The 39th bishop, Georg Schenk von Limpurg had a procedure for the judgment of capital crimes (Halsgerichtsordnung) drawn up by Johann of Schwarzenberg in 1507, which later became a model for the Constitutio Criminalis Carolina agreed at the 1530 Diet of Augsburg. Bishop Georg, though a confidant of Emperor Maximilian I, was inclined toward the Reformation movement of Martin Luther.

During the Peasants’ War over 70 manors and several monasteries were destroyed. When the troubles began, the chapter had more rights than ever before, but now existential questions about their position were being posed. Although some of the canons may have sympathized with the Protestant faith, the demands of the peasant, which implied disempowering the canons, met with fierce resistance.

The city suffered severely in the Second Margrave War (1552–54), when large parts of the bishopric were occupied. After the war, the bishop had the Forchheim Fortress erected.

From 1609 onwards Prince-Bishop Johann Gottfried von Aschhausen, also elected Bishop of Würzuburg in 1617, and his successor Johann Georg Fuchs von Dornheim enacted stern Counter-Reformation measures.

The Bamberg estates were devastated in the Thirty Years’ War. Bishop Johann Georg fled to his remote Carinthian esates in 1631. His successor Franz von Hatzfeld was likewise expelled, when the Bamberg and Würzburg bishoprics was placed under the jurisdiction of Prince Bernard of Saxe-Weimar, who obtained the title of a “Duke of Franconia” from the hands of the Swedish chancellor Axel Oxenstierna in 1633.

At the Peace of Westphalia in 1648, the prince-bishops recovered their possessions.

From 1500 onwards, the Bamberg territory was bordered, among others, by the Prince-Bishopric of Würzburg to the west, by the Hohenzollern margraviate of Brandenburg-Ansbach and the Free Imperial City of Nuremberg to the south, by the margraviate of Brandenburg-Bayreuth to the east and by the Wettin duchy of Saxe-Coburg to the north. During the 18th century, it was often held in conjunction with the neighbouring Diocese of Würzburg, whose rulers since 1168 claimed the archaic title of a “Duke of Franconia”.

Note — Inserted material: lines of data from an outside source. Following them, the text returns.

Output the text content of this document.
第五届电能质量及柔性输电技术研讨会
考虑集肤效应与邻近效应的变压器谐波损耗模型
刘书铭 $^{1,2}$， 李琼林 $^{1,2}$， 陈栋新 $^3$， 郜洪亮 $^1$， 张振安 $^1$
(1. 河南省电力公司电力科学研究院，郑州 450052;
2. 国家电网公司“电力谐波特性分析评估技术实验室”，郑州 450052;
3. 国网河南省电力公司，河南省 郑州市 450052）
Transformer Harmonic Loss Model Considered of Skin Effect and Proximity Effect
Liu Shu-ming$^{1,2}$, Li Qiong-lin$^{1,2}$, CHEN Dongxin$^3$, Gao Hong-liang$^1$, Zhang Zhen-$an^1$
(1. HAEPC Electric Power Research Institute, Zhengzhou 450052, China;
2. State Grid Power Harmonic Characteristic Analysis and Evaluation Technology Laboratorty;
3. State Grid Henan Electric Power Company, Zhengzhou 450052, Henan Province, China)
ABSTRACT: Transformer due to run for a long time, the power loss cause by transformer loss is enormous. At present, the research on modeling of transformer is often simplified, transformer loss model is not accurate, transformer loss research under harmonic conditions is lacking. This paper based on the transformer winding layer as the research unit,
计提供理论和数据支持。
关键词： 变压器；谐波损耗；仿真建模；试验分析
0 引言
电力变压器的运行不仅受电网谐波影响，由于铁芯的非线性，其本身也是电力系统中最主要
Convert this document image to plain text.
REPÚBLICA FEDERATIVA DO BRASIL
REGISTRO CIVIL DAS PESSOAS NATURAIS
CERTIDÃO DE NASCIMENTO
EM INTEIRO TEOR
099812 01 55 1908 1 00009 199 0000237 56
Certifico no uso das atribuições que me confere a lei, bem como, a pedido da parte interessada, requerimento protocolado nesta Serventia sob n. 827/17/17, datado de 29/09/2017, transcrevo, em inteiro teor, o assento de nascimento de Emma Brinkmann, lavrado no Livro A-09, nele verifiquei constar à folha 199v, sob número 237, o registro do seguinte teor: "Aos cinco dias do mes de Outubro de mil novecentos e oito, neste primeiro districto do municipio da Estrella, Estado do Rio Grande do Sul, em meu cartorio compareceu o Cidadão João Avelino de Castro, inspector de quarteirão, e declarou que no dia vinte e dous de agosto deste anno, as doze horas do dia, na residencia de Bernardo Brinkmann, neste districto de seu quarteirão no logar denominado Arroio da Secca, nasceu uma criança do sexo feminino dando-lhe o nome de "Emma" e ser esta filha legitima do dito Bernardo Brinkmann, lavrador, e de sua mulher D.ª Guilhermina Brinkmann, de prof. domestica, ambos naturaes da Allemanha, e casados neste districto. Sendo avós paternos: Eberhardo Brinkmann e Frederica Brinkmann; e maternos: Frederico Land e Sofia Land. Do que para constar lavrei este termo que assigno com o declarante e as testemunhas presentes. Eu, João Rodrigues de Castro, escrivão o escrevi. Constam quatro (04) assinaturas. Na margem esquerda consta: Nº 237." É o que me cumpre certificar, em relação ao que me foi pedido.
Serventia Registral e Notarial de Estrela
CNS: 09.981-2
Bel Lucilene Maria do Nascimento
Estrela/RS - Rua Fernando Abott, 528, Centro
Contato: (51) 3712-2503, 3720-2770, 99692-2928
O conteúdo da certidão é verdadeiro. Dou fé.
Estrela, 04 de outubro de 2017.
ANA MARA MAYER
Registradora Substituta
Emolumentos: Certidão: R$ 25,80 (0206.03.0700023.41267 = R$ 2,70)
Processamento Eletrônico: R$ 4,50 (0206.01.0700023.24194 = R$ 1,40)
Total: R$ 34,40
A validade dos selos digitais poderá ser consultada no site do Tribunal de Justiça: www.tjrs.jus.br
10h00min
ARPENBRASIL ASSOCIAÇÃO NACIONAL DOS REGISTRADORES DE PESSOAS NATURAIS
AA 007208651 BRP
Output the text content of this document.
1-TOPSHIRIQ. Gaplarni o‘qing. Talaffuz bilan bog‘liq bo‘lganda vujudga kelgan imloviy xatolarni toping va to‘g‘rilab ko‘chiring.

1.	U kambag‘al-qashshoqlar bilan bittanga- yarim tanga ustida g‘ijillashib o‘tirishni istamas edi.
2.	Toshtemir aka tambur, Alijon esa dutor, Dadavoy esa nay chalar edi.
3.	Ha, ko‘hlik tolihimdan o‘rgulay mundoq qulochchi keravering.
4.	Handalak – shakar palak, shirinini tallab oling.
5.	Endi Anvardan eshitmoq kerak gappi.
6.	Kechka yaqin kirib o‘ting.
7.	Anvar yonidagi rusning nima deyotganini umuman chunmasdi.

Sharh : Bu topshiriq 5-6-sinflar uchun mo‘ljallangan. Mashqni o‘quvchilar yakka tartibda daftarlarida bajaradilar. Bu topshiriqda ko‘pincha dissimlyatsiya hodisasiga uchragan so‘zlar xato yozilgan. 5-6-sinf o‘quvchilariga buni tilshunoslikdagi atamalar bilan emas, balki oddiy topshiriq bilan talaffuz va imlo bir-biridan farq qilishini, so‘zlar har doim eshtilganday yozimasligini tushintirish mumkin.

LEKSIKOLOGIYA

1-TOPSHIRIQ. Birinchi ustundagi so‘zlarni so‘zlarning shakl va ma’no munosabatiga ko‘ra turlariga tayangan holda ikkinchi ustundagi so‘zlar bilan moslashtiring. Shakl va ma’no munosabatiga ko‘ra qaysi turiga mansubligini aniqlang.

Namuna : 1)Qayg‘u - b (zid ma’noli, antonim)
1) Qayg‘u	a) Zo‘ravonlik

The Prince-bishopric was also vested with large possessions within the Duchy of Carinthia that were strategically important for crossing the Eastern Alps, including the towns of Villach, Feldkirchen, Wolfsberg and Tarvis, located at the trade route to Venice, as well as Kirchdorf an der Krems in the Archduchy of Austria. Highly indebted by the burdens of the Seven Years’ War, the prince-bishops sold the Carinthian estates to their Habsburg allies in 1759.